Sein Blick wird ernst, und er sieht mich an, als versuche er, etwas Wichtiges zu verstehen. Wir stehen schweigend da, und die Zeit scheint still zu stehen.

Salman kommt immer öfter in die Bibliothek. Zuerst verstehe ich nicht, warum er immer wiederkommt, denn sein Interesse an Wirtschaftsbüchern scheint nicht besonders groß zu sein. Aber jedes Mal, wenn er auftaucht, schlägt mein Herz schneller. Er sitzt an einem Tisch in der Ecke und beobachtet mich, wie ich Bücher einräume oder andere Leser bediene. Ich versuche, nicht in seine Richtung zu schauen, aber ich spüre seine Anwesenheit mit meinem ganzen Wesen.

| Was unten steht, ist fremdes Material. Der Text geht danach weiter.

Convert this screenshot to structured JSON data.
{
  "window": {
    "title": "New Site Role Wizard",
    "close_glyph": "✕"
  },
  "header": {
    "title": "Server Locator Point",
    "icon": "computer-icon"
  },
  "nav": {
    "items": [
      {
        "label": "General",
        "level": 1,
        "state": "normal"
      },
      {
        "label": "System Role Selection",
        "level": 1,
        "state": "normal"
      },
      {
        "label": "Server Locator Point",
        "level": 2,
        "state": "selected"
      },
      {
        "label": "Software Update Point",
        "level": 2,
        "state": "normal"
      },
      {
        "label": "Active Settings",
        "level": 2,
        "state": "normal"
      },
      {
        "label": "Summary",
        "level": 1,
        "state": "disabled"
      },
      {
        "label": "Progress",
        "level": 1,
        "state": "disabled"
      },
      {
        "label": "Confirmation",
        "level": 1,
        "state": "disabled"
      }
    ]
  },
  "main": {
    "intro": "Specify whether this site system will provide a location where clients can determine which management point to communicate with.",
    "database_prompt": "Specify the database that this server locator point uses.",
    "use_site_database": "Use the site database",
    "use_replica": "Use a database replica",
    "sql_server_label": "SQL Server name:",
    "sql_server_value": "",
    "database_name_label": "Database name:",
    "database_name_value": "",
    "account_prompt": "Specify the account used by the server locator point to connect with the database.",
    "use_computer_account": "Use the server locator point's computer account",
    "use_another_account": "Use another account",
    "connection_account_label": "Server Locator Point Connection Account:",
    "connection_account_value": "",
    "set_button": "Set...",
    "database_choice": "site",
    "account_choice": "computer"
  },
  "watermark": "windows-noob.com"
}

Eines Tages bleibt er länger als sonst. Als ich die Bibliothek schließen will, kommt er auf mich zu.

„Arbeitest du immer alleine hier?“, fragt er mit ruhigerer Stimme als sonst, und ich schaue zu ihm auf, verlegen wegen seiner Nähe.

„Ja“, antworte ich und senke den Blick. ‚Ich mag die Ruhe und die Bücher. Hier fühle ich mich wohl.“

„Du bist sehr still, Leila‘, sagt er und nennt mich bei meinem Vornamen, und in seiner Stimme schwingt eine Zärtlichkeit mit, die mich überrascht. „Aber du hast etwas, das mich immer wieder hierher zurückkommen lässt.“

Ich weiß nicht, was ich sagen soll. Seine Worte machen mir Angst und begeistern mich zugleich. Ich hätte nie gedacht, dass ich die Aufmerksamkeit eines Mannes wie Salman auf mich ziehen könnte – selbstbewusst, erfolgreich, mit einem Blick, der mir eine Gänsehaut bereitet.

„Du bist seltsam, Salman“, sage ich mit einem leichten Lächeln, um meine Verlegenheit zu verbergen. ‚Menschen kommen nicht wegen der Bibliothekare in eine Bibliothek zurück.“

„Vielleicht kommen andere nicht zurück‘, sein Lächeln wird breiter und seine Augen funkeln. “Aber ich bin nicht wie andere.“

Unsere Blicke treffen sich wieder, und ich spüre, wie etwas Neues, Unbekanntes, aber sehr Anziehendes zwischen uns entsteht. Es ist ein Gefühl, das ich nicht in Worte fassen kann, aber es erfüllt mein Herz mit etwas Warmem und Angenehmem.

Salman kommt immer öfter in die Bibliothek, und unsere Gespräche werden länger. Wir diskutieren über alles – von Büchern bis zum Leben. Mit jedem Mal lerne ich ihn besser kennen und trotz seines Zynismus und seiner Selbstsicherheit sehe ich in ihm einen Menschen, der ebenfalls auf der Suche nach etwas Wichtigem ist, vielleicht sogar mehr, als ihm selbst bewusst ist. Ich spüre, dass sich zwischen uns etwas verändert.

Eines Tages sagt er plötzlich:

„Leila, hast du jemals darüber nachgedacht, dass Liebe ein Risiko ist?“

Ich schaue ihn an und weiß nicht, was ich antworten soll. Natürlich habe ich darüber nachgedacht, aber für mich war Liebe immer etwas Reines und Erhabenes, nichts, vor dem man weglaufen sollte.

„Liebe ist immer ein Risiko“, sage ich schließlich. ‚Aber es ist ein Risiko, das es wert ist.“

Er sieht mich so aufmerksam an, dass ich spüre, wie meine Wangen rot werden.

„Du bist zu naiv, Leila‘, sagt er, aber seine Worte klingen nicht vorwurfsvoll. “Die Welt ist nicht so einfach wie in deinen Romanen.“

„Vielleicht“, antworte ich, aber innerlich weiß ich, dass ich ihm nicht zustimme. Liebe ist das, was uns lebendig macht, was uns echt macht. Und ich habe keine Angst vor diesem Risiko.

Wir unterhalten uns weiter, und ich merke nicht, wie sich unsere Beziehung zu etwas Größerem entwickelt. Mit jedem Tag hänge ich mehr an Salman, und obwohl mich sein Zynismus immer noch erschreckt, beginne ich in ihm einen Menschen zu sehen, der genauso viel Liebe braucht wie ich.

Und eines Tages wird mir klar, dass ich mir ein Leben ohne ihn nicht mehr vorstellen kann.